End of Days: Books 1-7 Box Set
Written by Sam J Fires, narrated by Seth Podowitz, Gerald Hill, Jorjeana Marie, Stephanie Willing, Stacy Gonzalez, P. J. Ochlan
Binge the entire End of Days series from a bestselling author of thrilling post-apocalyptic fiction!
An electromagnetic pulse attack cripples the nation, forcing investigative journalist Cassandra Drews and her rescue dog Daisy to walk from Portland to her parents’ home in Oregon. Help comes in the form of ex-marine Isaac Winters, who slips back into soldier mode. The trio must work together to escape the city before violence or the bitter wintry storm can claim them.
Written by Kay Chronister, narrated by Gail Shalan, Thom Rivera, and Samara Naeymi
This feminist eco-horror follows a girl’s coming-of-age trek through the post-apocalyptic American West, searching for a miracle cure in the holy city of Las Vegas.
Nine-year-old Magdala and her father have been exiled from their home. As they search for refuge, they join a group of survivors on a pilgrimage to Las Vegas where it is said saints reside and Magdala’s clubfoot can be healed. However, one by one the pilgrims fall victim to a hideous sickness in the Sonoran Desert – leaving Magdala to fend for herself.
After surviving for seven years on her own, Magdala is tired of waiting for her miracle. She recruits an exiled Vegas priest at gunpoint as her guide, forming a fragile alliance as they navigate the desert.
In Paul Di Filippo’s review for Locus Magazine, he writes
…the ultimate theme of the book is family. The family one is born into, and the family one makes. When Magdala becomes a guardian to a young girl… we see that even in a hellish place, our commitments to one another can transcend and sanctify the tortures.
Into the Mist Duology
Written by P. C. Cast, narrated by Lorelei King
Into the Mist – Book 1
Out of the Dawn – Book 2
Fans of Naomi Alderman’s The Power and Stephen King’s The Stand will enjoy this duology, described by Cast as apocalypse fiction with a feminist focus.
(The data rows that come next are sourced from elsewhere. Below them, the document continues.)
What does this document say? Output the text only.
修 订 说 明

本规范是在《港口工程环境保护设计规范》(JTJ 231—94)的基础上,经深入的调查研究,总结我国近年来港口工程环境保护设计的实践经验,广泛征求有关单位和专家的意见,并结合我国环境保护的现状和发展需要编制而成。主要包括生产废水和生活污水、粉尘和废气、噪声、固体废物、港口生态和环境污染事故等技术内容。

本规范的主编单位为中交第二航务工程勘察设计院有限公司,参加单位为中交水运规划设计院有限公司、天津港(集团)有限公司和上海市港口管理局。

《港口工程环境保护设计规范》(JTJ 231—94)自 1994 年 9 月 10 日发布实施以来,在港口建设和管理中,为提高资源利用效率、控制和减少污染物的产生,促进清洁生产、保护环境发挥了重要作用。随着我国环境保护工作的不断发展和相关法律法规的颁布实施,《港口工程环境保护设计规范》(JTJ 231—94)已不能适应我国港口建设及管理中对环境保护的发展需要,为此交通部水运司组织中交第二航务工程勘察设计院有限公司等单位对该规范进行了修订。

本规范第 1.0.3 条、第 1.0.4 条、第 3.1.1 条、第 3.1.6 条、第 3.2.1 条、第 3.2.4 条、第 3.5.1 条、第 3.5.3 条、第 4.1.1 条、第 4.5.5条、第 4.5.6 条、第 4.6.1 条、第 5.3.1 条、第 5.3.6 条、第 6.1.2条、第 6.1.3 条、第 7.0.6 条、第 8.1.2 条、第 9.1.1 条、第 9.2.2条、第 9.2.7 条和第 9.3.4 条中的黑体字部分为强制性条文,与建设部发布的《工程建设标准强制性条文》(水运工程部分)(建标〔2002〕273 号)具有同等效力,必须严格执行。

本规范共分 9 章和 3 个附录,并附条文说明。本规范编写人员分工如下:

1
In Into the Mist, the U.S. unleashes bombs causing fire and biological destruction, and the introduction of a green mist that is deadly to men, but alters women’s body chemistry and imbues them with superhuman abilities. A group of high-school teachers experiences firsthand the strength of these new powers and now must use them to find a safe place to ride out the apocalypse.
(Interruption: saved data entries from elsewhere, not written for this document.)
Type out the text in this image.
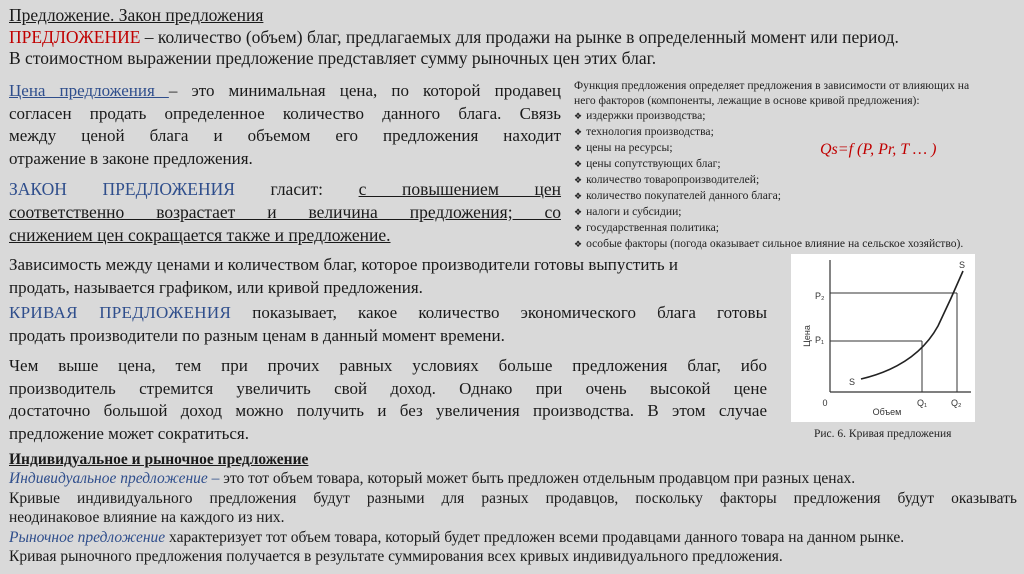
Предложение. Закон предложения
ПРЕДЛОЖЕНИЕ – количество (объем) благ, предлагаемых для продажи на рынке в определенный момент или период.
В стоимостном выражении предложение представляет сумму рыночных цен этих благ.
Цена предложения – это минимальная цена, по которой продавец
согласен продать определенное количество данного блага. Связь
между ценой блага и объемом его предложения находит
отражение в законе предложения.
ЗАКОН ПРЕДЛОЖЕНИЯ гласит: с повышением цен
соответственно возрастает и величина предложения; со
снижением цен сокращается также и предложение.
Функция предложения определяет предложения в зависимости от влияющих на
него факторов (компоненты, лежащие в основе кривой предложения):
❖ издержки производства;
❖ технология производства;
❖ цены на ресурсы;
❖ цены сопутствующих благ;
❖ количество товаропроизводителей;
❖ количество покупателей данного блага;
❖ налоги и субсидии;
❖ государственная политика;
❖ особые факторы (погода оказывает сильное влияние на сельское хозяйство).
Qs=f (P, Pr, T … )
Зависимость между ценами и количеством благ, которое производители готовы выпустить и
продать, называется графиком, или кривой предложения.
КРИВАЯ ПРЕДЛОЖЕНИЯ показывает, какое количество экономического блага готовы
продать производители по разным ценам в данный момент времени.
Чем выше цена, тем при прочих равных условиях больше предложения благ, ибо
производитель стремится увеличить свой доход. Однако при очень высокой цене
достаточно большой доход можно получить и без увеличения производства. В этом случае
предложение может сократиться.
Цена
Объем
0
P₂
P₁
Q₁	Q₂
S
S
Рис. 6. Кривая предложения
Индивидуальное и рыночное предложение
Индивидуальное предложение – это тот объем товара, который может быть предложен отдельным продавцом при разных ценах.
Кривые индивидуального предложения будут разными для разных продавцов, поскольку факторы предложения будут оказывать
неодинаковое влияние на каждого из них.
Рыночное предложение характеризует тот объем товара, который будет предложен всеми продавцами данного товара на данном рынке.
Кривая рыночного предложения получается в результате суммирования всех кривых индивидуального предложения.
In Out of the Dawn, the teachers have created a small community in the John Day Fossil Preserve in Oregon, hoping to rebuild a better world. But something is hunting them and it will take all of their newfound strengths to fight for a new dawn.
The Past is Red
Written by Catherynne M. Valente, narrated by Penelope Rawlins
Did you enjoy the “Three Robots: Exit Strategies” episode of Netflix’s animated anthology Love Death + Robots? Then perhaps you’ll like this satirical commentary on the climate crisis, overconsumption, and humans’ role in the destruction of our environment.
Tetley Abednego is a resident of Garbagetown, formerly the Great Pacific Garbage Patch before the world flooded. She knows that Garbagetown is the most wonderful place in the world, that it’s full of hope. But Earth is a terrible mess, hope is a fragile thing, and a lot of people are very angry with her. Then Tetley discovers a new friend, a terrible secret, and more to her world than she ever expected.
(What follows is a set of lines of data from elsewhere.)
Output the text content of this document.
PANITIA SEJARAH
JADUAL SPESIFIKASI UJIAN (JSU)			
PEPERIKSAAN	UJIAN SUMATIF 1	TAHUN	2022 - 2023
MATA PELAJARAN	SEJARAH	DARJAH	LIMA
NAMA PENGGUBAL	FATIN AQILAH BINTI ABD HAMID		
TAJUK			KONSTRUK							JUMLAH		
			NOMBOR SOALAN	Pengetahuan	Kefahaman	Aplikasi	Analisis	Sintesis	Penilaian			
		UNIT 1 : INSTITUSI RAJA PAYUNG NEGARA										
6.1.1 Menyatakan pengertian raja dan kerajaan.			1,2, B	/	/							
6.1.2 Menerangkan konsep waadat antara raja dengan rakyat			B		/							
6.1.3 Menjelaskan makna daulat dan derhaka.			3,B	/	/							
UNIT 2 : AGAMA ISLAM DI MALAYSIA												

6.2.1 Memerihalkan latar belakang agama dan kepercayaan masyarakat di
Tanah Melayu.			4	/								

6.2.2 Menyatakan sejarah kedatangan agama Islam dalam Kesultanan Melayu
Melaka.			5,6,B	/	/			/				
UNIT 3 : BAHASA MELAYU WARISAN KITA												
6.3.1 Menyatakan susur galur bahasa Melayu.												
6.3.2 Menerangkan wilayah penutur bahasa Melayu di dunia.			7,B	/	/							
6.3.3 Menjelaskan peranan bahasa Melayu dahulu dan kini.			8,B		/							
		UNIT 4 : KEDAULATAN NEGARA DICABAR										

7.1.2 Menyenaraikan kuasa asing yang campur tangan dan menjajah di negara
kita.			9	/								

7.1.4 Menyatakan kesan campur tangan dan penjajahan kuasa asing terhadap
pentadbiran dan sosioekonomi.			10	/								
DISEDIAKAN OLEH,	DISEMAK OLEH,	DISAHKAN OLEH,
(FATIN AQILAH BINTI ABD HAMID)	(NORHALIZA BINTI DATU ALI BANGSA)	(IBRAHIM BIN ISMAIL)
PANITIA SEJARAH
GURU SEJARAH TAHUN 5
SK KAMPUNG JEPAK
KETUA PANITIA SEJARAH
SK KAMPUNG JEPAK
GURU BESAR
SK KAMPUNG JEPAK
Don’t let the novella length fool you; this book had me running the gamut of emotions by the time I reached the last chapter. It’s a story I continue to think about long after I finished it.
Megan Otto writes for the Chicago Review of Books:
Valente has written a novel for readers who see how bleak the world is but want to feel hope anyway. The Past is Red is a book to tether us to the inherent hope within ourselves, at the core of humanity’s endurance. Humans still exist, and for however long that may be true, there is more life to live.